Long before Duplin and Sampson counties became the epicenter of North Carolina’s hog farming industry, Roberta McCalop’s family owned 42 acres of farmland on a dead-end road a stone’s throw from the county line.
Long before Duplin and Sampson counties became the epicenter of North Carolina’s hog farming industry, Roberta McCalop’s family owned 42 acres of farmland on a dead-end road a stone’s throw from the county line. Raising a small number of hogs was a side business to growing tobacco and cotton for most families in the area, and in their free time the McCalops and their neighbors would sit on their porches, picnic in the shade of massive oak trees, and play games in the yard.
But ever since industrial hog farms began swamping this region in eastern North Carolina three decades ago, those days are long gone.

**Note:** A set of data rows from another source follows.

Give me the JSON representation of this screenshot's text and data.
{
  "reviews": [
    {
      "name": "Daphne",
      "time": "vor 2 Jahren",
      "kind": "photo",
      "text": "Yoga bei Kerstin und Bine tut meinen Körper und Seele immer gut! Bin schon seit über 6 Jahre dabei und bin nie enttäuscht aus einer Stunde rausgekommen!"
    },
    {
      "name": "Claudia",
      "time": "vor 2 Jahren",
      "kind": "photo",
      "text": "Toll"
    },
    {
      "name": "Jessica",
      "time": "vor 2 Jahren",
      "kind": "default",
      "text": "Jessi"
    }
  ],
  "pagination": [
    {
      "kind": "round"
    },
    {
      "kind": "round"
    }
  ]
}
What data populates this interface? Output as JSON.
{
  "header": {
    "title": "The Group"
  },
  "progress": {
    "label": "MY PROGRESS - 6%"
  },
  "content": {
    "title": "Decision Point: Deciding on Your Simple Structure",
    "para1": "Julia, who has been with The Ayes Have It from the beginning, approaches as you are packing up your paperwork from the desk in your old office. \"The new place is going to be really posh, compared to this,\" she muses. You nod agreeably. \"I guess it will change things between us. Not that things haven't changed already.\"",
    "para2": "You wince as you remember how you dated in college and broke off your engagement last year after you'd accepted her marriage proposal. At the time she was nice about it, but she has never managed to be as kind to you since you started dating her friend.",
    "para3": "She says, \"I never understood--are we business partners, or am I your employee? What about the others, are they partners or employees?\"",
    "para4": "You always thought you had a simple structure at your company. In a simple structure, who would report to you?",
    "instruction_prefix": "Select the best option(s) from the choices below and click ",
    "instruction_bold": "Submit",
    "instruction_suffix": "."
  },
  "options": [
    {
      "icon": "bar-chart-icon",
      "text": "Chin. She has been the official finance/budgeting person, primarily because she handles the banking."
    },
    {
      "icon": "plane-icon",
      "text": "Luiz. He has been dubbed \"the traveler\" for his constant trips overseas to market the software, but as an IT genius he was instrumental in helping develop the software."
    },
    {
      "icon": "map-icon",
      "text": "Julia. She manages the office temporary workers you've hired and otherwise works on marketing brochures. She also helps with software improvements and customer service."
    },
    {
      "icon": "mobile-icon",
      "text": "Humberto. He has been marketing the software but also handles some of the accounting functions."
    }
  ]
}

On a sweltering summer morning, McCalop leans against her car and points to the grain storage facility across the road — rising several stories above the flat fields like a mini City of Oz — as a symbol of the invasion. Behind the silos, and largely hidden by tall rows of corn, sits one of North Carolina’s 2,100 “concentrated animal feeding operations,” or CAFOS, many of them located in the eastern part of the state in low-income communities of color. Deafening noise from tractor-trailers speeding along Highway 24 night and day, to and from the hog farms, makes conversation difficult, while the smell from the hog farms just a football field away — a nauseating mix of rotten eggs and decomposition — arrives seemingly out of nowhere. During the summer months, residents are often forced to stay inside with the air conditioning on full blast to escape the stench.